How Labs try to Reduce this Risk
One thing labs can do to reduce the risk of blowing out their GCs is to ask the people submitting samples if they know the approximate concentration of PCBs in the caulk. But usually they don’t know, and if it were your lab would you necessarily take the word of the person submitting the sample? I’m not sure I would.
Another option is to pre-screen samples using a “quick and dirty” method to get a rough idea of the PCB concentration. Such a method might involve a very simple extraction, followed by a big dilution of the extract to reduce the PCB concentration (if any are actually there) followed by injection into the GC. Something very close to this procedure is known to EPA as Method 3580A, but is also known colloquially as the “swish and shoot” method.

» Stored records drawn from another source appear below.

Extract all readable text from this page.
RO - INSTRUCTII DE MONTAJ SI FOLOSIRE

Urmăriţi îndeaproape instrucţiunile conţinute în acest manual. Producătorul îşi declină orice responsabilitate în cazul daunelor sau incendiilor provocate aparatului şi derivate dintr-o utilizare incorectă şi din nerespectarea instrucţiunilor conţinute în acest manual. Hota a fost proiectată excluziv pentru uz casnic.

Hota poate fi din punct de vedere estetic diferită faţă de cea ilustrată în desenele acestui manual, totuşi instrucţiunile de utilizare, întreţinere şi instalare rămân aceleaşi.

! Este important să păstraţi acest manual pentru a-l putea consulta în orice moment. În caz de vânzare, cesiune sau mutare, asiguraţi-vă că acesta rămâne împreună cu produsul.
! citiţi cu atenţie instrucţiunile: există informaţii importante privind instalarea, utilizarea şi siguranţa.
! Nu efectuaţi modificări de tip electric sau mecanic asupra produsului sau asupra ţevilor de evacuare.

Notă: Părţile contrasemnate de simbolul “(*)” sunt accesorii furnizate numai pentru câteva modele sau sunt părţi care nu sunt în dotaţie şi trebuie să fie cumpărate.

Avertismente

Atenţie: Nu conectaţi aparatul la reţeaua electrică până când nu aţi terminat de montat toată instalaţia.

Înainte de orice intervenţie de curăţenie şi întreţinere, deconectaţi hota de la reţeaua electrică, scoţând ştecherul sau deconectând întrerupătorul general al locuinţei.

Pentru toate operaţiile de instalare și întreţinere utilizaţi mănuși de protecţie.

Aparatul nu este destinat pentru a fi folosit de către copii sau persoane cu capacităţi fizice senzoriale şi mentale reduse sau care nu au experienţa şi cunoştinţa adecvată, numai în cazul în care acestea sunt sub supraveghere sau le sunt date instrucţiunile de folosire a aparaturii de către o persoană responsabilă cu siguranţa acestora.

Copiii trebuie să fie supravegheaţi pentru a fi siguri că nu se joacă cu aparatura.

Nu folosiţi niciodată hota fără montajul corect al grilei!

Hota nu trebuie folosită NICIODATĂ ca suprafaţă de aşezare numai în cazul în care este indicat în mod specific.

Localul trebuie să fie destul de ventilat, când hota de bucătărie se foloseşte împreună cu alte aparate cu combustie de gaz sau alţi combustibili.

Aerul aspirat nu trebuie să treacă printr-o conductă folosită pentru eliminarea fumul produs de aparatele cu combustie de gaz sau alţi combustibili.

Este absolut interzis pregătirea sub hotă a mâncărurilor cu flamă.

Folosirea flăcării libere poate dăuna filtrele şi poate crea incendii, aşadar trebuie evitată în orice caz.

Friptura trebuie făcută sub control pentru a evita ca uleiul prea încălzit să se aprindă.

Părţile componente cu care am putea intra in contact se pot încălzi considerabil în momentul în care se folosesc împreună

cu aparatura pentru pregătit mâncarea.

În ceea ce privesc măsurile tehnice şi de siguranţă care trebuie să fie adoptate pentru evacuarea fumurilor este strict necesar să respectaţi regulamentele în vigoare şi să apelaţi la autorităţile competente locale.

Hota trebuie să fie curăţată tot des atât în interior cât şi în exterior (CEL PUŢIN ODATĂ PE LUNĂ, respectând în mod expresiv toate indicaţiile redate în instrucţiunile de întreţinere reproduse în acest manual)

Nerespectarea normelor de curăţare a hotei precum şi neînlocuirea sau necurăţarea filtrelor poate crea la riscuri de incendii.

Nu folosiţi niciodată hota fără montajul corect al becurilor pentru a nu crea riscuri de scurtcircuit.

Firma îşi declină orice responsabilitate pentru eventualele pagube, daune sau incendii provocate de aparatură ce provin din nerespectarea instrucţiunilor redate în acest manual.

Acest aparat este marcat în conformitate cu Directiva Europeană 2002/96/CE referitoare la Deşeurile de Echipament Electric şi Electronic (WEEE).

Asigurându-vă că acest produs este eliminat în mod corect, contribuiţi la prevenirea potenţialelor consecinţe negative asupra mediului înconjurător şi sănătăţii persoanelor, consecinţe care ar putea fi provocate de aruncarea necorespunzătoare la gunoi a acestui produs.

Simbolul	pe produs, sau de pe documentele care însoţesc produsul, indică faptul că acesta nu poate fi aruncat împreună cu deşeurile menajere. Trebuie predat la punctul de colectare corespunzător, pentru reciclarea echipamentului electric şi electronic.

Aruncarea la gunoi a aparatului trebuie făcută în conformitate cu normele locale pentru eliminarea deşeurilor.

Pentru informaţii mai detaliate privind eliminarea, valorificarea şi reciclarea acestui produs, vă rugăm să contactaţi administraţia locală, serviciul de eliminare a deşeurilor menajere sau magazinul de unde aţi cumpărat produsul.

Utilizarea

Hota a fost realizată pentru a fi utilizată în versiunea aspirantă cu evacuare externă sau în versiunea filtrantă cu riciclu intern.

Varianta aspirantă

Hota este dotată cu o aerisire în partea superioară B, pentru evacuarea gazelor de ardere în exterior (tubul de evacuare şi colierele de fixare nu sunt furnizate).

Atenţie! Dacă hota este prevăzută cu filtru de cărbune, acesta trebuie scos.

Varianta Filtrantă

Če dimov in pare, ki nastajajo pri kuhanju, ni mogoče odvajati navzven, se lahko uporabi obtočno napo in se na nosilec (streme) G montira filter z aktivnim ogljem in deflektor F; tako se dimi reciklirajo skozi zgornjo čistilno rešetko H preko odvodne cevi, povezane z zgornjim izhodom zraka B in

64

Now this method is completely fine for getting a quick read on the relative PCB concentration in a sample. In fact, if the results from the swish and shoot screening shows the analyst that the sample is hot (i.e. lots of PCBs well in excess of the regulatory limits) then there really is no need to conduct any further analysis because the person submitting the sample is in most cases just wanting to know whether the concentration is greater or less than the regulatory thresholds for PCBs. So some labs stop the analysis at this point and report the results from the sample prepared with the method 3580A extraction.
Situations Where Swish and Shoot Results might Steer you Wrong
If a sample is analyzed following a relatively inefficient extraction and the resulting sample concentration still exceeds regulatory standards, then a more efficient extraction can only result in a concentration that exceeds standards by an even greater amount. As long as the sole analytical objective is to identify whether or not samples exceed regulatory standards, then this objective can be satisfied by a less efficient extraction provided the result is greater than the regulatory standard.
However, if your analytical objective is also to map PCB concentrations over an site area to achieve a clearer picture of how concentrations change spatially in the field, then you need an extraction and analysis protocol that is consistent, efficient and reproducible. Without these qualities you won’t be able to reliably tease out the forensic trends you want from the data.
The lesson to be learned from choosing the right extraction method for PCB analysis is the timeless quality assurance principle of identifying how you want to use data before you collect samples and analyze them. Some of the biggest problems with scientific studies can arise when data is collected for one purpose, but then used in a way that was not anticipated by the scientists who collected and analyzed the samples. Data that satisfied the original study’s objectives may not be suitable for a subsequent study with different objectives.
So-called “meta studies” and a number of retrospective studies where batches of pre-existing data are aggregated to increase the statistical power of a study’s conclusions can be guilty of not thinking about whether the data quality objectives of the original studies meet the needs of the new study. What motivates the meta study authors is creating as large a data set as possible to give their results statistical significance. But this quest for large data sets can cause the consideration of data quality objectives to fall by the wayside.
These “big data” studies can sometimes make for splashy headlines because the large number of samples make results look statistically significant. But too often these results need to be walked-back because the authors did not adequately consider the data quality objectives of the original studies in assembling their meta-data sets.
So to reiterate again, think about how your PCB data will be used before you submit the samples to a lab, then make sure the extraction and analysis methods to be used will give you the data you need.